Since the decision in Vermont Agency of Natural Resources, plaintiffs have occasionally attempted to pursue qui tam actions against entities that appear to be state agencies, arguing that the entity at issue should not be treated as a state agency based on the facts. In arguing that a state university hospital is not a state agency in the context of a qui tam action, a plaintiff might ask the court to take into account such factors as whether a judgment against the hospital would be paid by the state, whether the state appoints the directors or officers of the hospital, and whether the hospital is treated as a state agency under the state’s own law.
In Gentilello, the plaintiff took the argument one step further, asserting that the health system was not immune from the anti-retaliation provisions of the FCA.

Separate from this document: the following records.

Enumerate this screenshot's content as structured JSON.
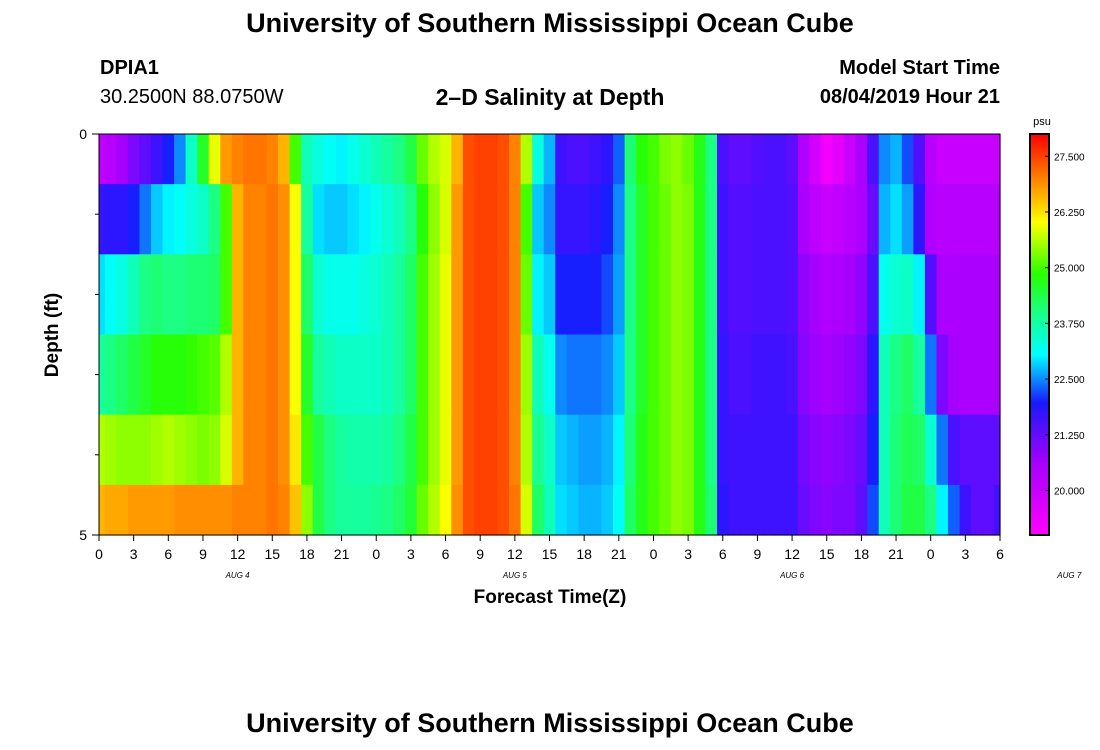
{
  "header": {
    "title": "University of Southern Mississippi Ocean Cube",
    "station": "DPIA1",
    "coords": "30.2500N 88.0750W",
    "plot_title": "2–D Salinity at Depth",
    "model_start_label": "Model Start Time",
    "model_start_value": "08/04/2019 Hour 21"
  },
  "footer": {
    "title": "University of Southern Mississippi Ocean Cube"
  },
  "chart_data": {
    "type": "heatmap",
    "title": "2–D Salinity at Depth",
    "xlabel": "Forecast Time(Z)",
    "ylabel": "Depth (ft)",
    "x_tick_labels": [
      "0",
      "3",
      "6",
      "9",
      "12",
      "15",
      "18",
      "21",
      "0",
      "3",
      "6",
      "9",
      "12",
      "15",
      "18",
      "21",
      "0",
      "3",
      "6",
      "9",
      "12",
      "15",
      "18",
      "21",
      "0",
      "3",
      "6"
    ],
    "date_labels": [
      "AUG 4",
      "AUG 5",
      "AUG 6",
      "AUG 7"
    ],
    "y_tick_labels": [
      "0",
      "5"
    ],
    "ylim": [
      0,
      5
    ],
    "colorbar": {
      "unit": "psu",
      "tick_labels": [
        "27.500",
        "26.250",
        "25.000",
        "23.750",
        "22.500",
        "21.250",
        "20.000"
      ],
      "min": 19.0,
      "max": 28.0
    },
    "depth_layers_ft": [
      0.25,
      1.0,
      2.0,
      3.0,
      4.0,
      4.75
    ],
    "hours": [
      0,
      1,
      2,
      3,
      4,
      5,
      6,
      7,
      8,
      9,
      10,
      11,
      12,
      13,
      14,
      15,
      16,
      17,
      18,
      19,
      20,
      21,
      22,
      23,
      24,
      25,
      26,
      27,
      28,
      29,
      30,
      31,
      32,
      33,
      34,
      35,
      36,
      37,
      38,
      39,
      40,
      41,
      42,
      43,
      44,
      45,
      46,
      47,
      48,
      49,
      50,
      51,
      52,
      53,
      54,
      55,
      56,
      57,
      58,
      59,
      60,
      61,
      62,
      63,
      64,
      65,
      66,
      67,
      68,
      69,
      70,
      71,
      72,
      73,
      74,
      75,
      76,
      77,
      78
    ],
    "values": [
      [
        20.1,
        20.3,
        20.6,
        21.0,
        21.3,
        21.6,
        22.0,
        22.5,
        23.5,
        24.6,
        25.9,
        26.8,
        27.0,
        27.1,
        27.1,
        27.0,
        26.6,
        25.0,
        23.6,
        23.3,
        23.1,
        23.0,
        23.2,
        23.4,
        23.6,
        23.8,
        24.0,
        24.4,
        25.2,
        25.6,
        25.8,
        26.6,
        27.4,
        27.5,
        27.5,
        27.4,
        27.0,
        25.6,
        23.3,
        22.7,
        21.6,
        21.5,
        21.5,
        21.6,
        21.8,
        22.3,
        24.1,
        24.8,
        25.0,
        25.3,
        25.4,
        25.2,
        24.7,
        24.0,
        21.5,
        21.3,
        21.3,
        21.4,
        21.5,
        21.5,
        21.3,
        20.4,
        19.8,
        19.2,
        19.5,
        20.0,
        20.5,
        21.5,
        22.5,
        22.7,
        22.2,
        21.4,
        20.3,
        20.0,
        20.0,
        20.0,
        20.0,
        20.0,
        20.0
      ],
      [
        21.7,
        21.8,
        21.8,
        22.0,
        22.4,
        22.8,
        23.0,
        23.1,
        23.3,
        23.5,
        24.0,
        25.0,
        26.6,
        27.0,
        27.0,
        27.1,
        26.9,
        26.0,
        23.8,
        22.9,
        22.8,
        22.8,
        22.9,
        23.0,
        23.2,
        23.4,
        23.6,
        24.0,
        24.8,
        25.4,
        25.8,
        26.8,
        27.4,
        27.5,
        27.5,
        27.4,
        27.0,
        25.0,
        22.8,
        22.5,
        21.7,
        21.7,
        21.7,
        21.8,
        22.0,
        22.5,
        24.0,
        24.6,
        25.0,
        25.2,
        25.4,
        25.3,
        24.7,
        24.0,
        21.6,
        21.4,
        21.4,
        21.5,
        21.5,
        21.5,
        21.4,
        20.5,
        20.2,
        20.0,
        20.1,
        20.3,
        20.5,
        21.2,
        22.7,
        22.9,
        22.6,
        21.8,
        20.4,
        20.3,
        20.3,
        20.3,
        20.3,
        20.3,
        20.3
      ],
      [
        22.9,
        23.1,
        23.3,
        23.6,
        24.0,
        24.1,
        24.0,
        24.0,
        24.1,
        24.1,
        24.2,
        25.0,
        26.6,
        27.0,
        27.0,
        27.1,
        26.9,
        26.0,
        24.2,
        23.4,
        23.2,
        23.2,
        23.2,
        23.3,
        23.4,
        23.6,
        23.8,
        24.2,
        25.0,
        25.5,
        25.9,
        26.8,
        27.4,
        27.5,
        27.5,
        27.4,
        27.0,
        25.2,
        23.0,
        22.8,
        22.0,
        22.0,
        22.0,
        22.0,
        22.2,
        22.6,
        24.0,
        24.6,
        25.0,
        25.2,
        25.4,
        25.3,
        24.7,
        24.0,
        21.6,
        21.4,
        21.4,
        21.5,
        21.5,
        21.5,
        21.4,
        20.8,
        20.6,
        20.4,
        20.5,
        20.6,
        20.8,
        21.5,
        23.2,
        23.4,
        23.5,
        23.0,
        21.4,
        20.5,
        20.5,
        20.5,
        20.5,
        20.5,
        20.5
      ],
      [
        23.8,
        24.0,
        24.2,
        24.4,
        24.6,
        24.8,
        24.8,
        24.8,
        24.9,
        25.0,
        25.1,
        25.6,
        26.6,
        27.0,
        27.0,
        27.1,
        26.9,
        26.0,
        24.6,
        23.8,
        23.6,
        23.5,
        23.5,
        23.5,
        23.5,
        23.6,
        23.8,
        24.2,
        25.0,
        25.5,
        25.9,
        26.8,
        27.4,
        27.5,
        27.5,
        27.4,
        27.0,
        25.5,
        23.6,
        23.2,
        22.5,
        22.4,
        22.4,
        22.4,
        22.5,
        22.8,
        24.0,
        24.6,
        25.0,
        25.2,
        25.4,
        25.3,
        24.7,
        24.0,
        21.7,
        21.5,
        21.5,
        21.6,
        21.6,
        21.6,
        21.5,
        20.9,
        20.7,
        20.6,
        20.7,
        20.8,
        21.0,
        21.8,
        23.6,
        24.0,
        24.2,
        23.8,
        22.4,
        21.0,
        20.6,
        20.5,
        20.5,
        20.5,
        20.5
      ],
      [
        25.6,
        25.5,
        25.4,
        25.4,
        25.4,
        25.5,
        25.6,
        25.5,
        25.4,
        25.3,
        25.4,
        25.8,
        26.6,
        27.0,
        27.0,
        27.1,
        26.9,
        26.2,
        25.0,
        24.4,
        24.0,
        23.8,
        23.7,
        23.7,
        23.7,
        23.8,
        24.0,
        24.4,
        25.0,
        25.5,
        25.9,
        26.8,
        27.4,
        27.5,
        27.5,
        27.4,
        27.0,
        25.6,
        23.9,
        23.5,
        22.8,
        22.7,
        22.6,
        22.6,
        22.7,
        23.0,
        24.1,
        24.7,
        25.0,
        25.2,
        25.4,
        25.3,
        24.7,
        24.0,
        21.7,
        21.6,
        21.6,
        21.6,
        21.6,
        21.6,
        21.6,
        21.1,
        20.9,
        20.8,
        20.9,
        21.0,
        21.2,
        22.0,
        23.6,
        24.1,
        24.3,
        24.2,
        23.4,
        22.4,
        21.5,
        21.3,
        21.3,
        21.3,
        21.3
      ],
      [
        26.6,
        26.7,
        26.7,
        26.8,
        26.8,
        26.8,
        26.8,
        26.9,
        26.9,
        26.9,
        26.9,
        26.9,
        27.0,
        27.0,
        27.0,
        27.1,
        27.0,
        26.5,
        25.4,
        24.4,
        24.0,
        23.8,
        23.8,
        23.8,
        23.9,
        24.0,
        24.2,
        24.5,
        25.2,
        25.6,
        26.0,
        26.9,
        27.4,
        27.5,
        27.5,
        27.4,
        27.1,
        25.8,
        24.2,
        23.6,
        22.9,
        22.8,
        22.7,
        22.7,
        22.8,
        23.1,
        24.2,
        24.7,
        25.0,
        25.2,
        25.4,
        25.3,
        24.7,
        24.1,
        21.8,
        21.6,
        21.6,
        21.6,
        21.6,
        21.6,
        21.6,
        21.2,
        21.0,
        20.9,
        21.0,
        21.0,
        21.3,
        22.2,
        23.6,
        24.1,
        24.4,
        24.4,
        24.0,
        23.0,
        22.3,
        21.6,
        21.3,
        21.3,
        21.6
      ]
    ]
  }
}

The University of Texas Southwestern Health System Case
The plaintiff in the case was a tenured professor of surgery, holding an endowed position as Distinguished Chair in Trauma and Surgical Care, and chairman of one of the divisions at the University of Texas Southwestern Medical Center at Dallas. The plaintiff allegedly learned that teaching physicians with the medical center’s department of surgery were failing to adequately supervise surgical residents in certain surgeries but that the hospital was nevertheless billing Medicare and Medicaid as if attending teaching physicians adequately supervised the care of patients. The plaintiff claimed that when he brought these wrongful practices to the attention of his supervisor, the medical center retaliated against him by demoting him from both of his positions.
In 2008, the plaintiff filed suit against the medical center alleging that false or fraudulent claims were made to the government and that he was retaliated against in violation of the FCA. In 2011, the plaintiff, the medical center, and the federal government entered into a settlement resolving Dr. Gentilello’s qui tam claims.
After the settlement, the plaintiff continued to pursue his personal claim for retaliation, and the medical center moved to dismiss, arguing that as a state entity it was not subject to suit.
In opposing the motion to dismiss, the plaintiff did not dispute that the medical center was a state agency, but instead argued that the FCA’s whistleblower retaliation provision authorized individual actions against state agencies. The court rejected this argument, holding that a federal statute should only be interpreted as authorizing a private cause of action against a state where Congress has made “its intention unmistakably clear in the language of the statute” and that the applicable provision of the FCA makes no such clear statement subjecting states to suit. Applying Vermont Agency of Natural Resources, the court dismissed the plaintiff’s claim.
The court further held that, even if the FCA did authorize suits against state entities, such claims would still be barred based on the state’s sovereign immunity under the Eleventh Amendment to the U.S. Constitution.
This decision is significant for state hospitals, including state university hospitals, facing whistleblower retaliation claims under the FCA because its holding supports a complete defense to such claims.